# Java3D-Doc in Eclipse einbinden



## jakoby84 (20. Apr 2009)

Hi,
zugegebenermaßen wahrscheinlich ein Klacks für die meisten hier, dennoch bin ich daran am verzweifeln...

Ich hab Java3D installiert und in eclipse in ein Projekt die folgenden libraries eingebunden:
j3dcore.jar
j3dutils.jar
vecmath.jar
(sind die drei, die mit java3d 'mitgeliefert' werden)

Nun würd ich gerne die entsprechende Javadoc für diese libs einbinden, damit die Klassendokumentation z. B. bei Mouse Over erscheint. Ich expandiere also die Baumansicht  in den Project Properties -> Java build path -> Libraries und kann dort für jedes jar einzeln die url/den Pfad zu den Javadocs angeben. Hier nun das Problem: Ich find nirgends die Java3D-Docs zum runterladen und wenn ich als url einfach nur den Link zur doc ( Java 3D 1.5.1 ) im Netz angebe, dann funzt es auch nicht. 
Was zum Teufel muss ich bei den jars jeweils angeben? Bzw. wo kann ich die verflixte doc runterladen? Ich kriegs nicht gebacken...

Danke im Voraus!


----------



## Ebenius (20. Apr 2009)

Siehe: Java 3D™ Downloads: Release Builds. Recht weit unten steht: "API Documentation & Utils". Funktioniert das nicht?

Ebenius


----------



## jakoby84 (20. Apr 2009)

Hervorragend, tausend Dank! Hab mich echt in Google und auf den Seiten todgesucht und war wohl dadurch blind für das Wesentliche...

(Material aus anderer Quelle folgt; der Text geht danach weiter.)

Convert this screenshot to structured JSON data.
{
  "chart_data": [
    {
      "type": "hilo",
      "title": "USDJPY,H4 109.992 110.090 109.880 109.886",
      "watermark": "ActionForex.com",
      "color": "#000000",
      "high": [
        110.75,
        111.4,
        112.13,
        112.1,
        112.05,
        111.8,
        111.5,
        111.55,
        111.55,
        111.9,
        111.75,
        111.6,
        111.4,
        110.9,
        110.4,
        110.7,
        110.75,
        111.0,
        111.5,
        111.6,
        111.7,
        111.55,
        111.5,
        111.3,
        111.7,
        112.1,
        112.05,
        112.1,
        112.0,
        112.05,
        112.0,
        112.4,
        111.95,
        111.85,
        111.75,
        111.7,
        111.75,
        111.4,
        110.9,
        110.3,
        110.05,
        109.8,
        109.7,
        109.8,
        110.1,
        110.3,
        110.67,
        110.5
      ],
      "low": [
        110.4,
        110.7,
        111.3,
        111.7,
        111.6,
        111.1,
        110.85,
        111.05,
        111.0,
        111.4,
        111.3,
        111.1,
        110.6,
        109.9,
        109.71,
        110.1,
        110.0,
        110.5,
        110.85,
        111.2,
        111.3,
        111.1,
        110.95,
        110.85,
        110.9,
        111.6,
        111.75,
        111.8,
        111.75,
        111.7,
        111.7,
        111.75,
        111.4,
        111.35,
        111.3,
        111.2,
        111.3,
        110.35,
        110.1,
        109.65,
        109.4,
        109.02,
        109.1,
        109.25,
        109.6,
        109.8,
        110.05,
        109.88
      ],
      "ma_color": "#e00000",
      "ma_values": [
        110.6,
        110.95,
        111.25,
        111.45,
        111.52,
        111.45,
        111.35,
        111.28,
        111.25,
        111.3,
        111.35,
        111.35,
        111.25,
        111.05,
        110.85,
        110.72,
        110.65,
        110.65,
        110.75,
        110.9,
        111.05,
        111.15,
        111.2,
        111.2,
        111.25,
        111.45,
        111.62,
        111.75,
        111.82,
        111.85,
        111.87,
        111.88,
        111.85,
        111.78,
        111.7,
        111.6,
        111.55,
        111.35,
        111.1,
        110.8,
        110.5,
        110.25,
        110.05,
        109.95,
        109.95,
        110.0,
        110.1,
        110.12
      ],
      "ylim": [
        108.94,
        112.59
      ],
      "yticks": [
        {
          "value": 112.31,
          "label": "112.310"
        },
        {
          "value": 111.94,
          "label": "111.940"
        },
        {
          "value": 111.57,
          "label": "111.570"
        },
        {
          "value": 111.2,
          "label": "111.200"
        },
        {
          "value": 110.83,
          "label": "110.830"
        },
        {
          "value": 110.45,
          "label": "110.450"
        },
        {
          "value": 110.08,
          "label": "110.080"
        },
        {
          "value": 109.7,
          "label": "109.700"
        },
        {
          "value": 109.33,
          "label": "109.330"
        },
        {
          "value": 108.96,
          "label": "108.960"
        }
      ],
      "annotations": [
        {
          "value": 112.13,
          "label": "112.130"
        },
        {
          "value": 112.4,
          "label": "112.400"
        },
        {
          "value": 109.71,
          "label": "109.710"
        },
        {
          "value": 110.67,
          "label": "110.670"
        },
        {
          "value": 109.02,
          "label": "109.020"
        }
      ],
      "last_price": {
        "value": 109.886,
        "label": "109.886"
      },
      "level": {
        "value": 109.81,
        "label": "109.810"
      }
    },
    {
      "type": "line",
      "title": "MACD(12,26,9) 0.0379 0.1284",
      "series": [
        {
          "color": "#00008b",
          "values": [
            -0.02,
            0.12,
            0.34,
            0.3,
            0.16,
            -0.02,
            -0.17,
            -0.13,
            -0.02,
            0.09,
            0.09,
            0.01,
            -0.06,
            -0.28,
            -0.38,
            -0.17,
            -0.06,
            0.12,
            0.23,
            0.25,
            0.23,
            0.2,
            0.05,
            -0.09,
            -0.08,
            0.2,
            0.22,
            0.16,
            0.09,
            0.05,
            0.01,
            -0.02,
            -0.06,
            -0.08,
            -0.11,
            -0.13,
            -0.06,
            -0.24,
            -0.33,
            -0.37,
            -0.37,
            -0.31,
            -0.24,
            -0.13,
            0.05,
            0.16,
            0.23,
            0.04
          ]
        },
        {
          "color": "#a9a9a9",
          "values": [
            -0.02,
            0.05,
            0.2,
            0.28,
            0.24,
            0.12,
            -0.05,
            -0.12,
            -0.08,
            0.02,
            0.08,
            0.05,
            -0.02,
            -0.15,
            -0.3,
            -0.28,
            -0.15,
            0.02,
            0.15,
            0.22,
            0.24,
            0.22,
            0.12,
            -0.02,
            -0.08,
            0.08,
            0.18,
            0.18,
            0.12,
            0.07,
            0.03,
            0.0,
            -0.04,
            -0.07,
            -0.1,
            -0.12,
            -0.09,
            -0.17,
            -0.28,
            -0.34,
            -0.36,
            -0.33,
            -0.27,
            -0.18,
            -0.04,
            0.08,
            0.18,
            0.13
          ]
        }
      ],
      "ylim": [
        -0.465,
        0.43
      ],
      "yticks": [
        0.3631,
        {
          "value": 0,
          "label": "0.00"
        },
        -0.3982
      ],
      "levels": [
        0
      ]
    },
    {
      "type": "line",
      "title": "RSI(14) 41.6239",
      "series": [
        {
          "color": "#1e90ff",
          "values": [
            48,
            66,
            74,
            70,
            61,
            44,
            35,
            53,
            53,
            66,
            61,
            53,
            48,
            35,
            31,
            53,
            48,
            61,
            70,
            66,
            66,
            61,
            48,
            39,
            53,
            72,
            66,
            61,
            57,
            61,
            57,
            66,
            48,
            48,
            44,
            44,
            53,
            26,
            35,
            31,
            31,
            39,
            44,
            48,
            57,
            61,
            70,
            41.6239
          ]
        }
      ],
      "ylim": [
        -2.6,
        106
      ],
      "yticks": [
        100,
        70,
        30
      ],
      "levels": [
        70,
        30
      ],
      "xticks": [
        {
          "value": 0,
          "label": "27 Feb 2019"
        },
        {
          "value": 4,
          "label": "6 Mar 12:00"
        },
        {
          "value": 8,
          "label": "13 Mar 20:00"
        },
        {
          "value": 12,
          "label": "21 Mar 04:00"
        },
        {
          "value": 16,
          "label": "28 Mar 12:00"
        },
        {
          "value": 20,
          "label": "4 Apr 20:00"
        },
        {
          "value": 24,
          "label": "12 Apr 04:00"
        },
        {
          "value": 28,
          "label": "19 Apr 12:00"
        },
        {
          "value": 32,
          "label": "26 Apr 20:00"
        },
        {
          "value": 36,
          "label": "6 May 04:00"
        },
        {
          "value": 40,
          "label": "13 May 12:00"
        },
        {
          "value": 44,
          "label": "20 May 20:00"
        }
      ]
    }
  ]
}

Hab jetzt erfolgreich die doc und sogar die sources eingebunden 

Falls zufällig jemand in Zukunft über den Thread hier stolpern sollte, eine kurze Anleitung: Die zip-files mit den sources können einfach so ausgewählt werden (für vecmath und die anderen beiden libs zwei verschiedene files) und die docs werden einfach durch Angabe des Stammverzeichnisses, welches man runterlädt, spezifiziert, bzw. vielleicht hätte es auch einfach durch Auswählen des zip-Verzeichnisses ohne vorheriges Entpacken geklappt.

Zumindest bin ich nun am Ziel, tausend Dank, der Link war perfekt!


----------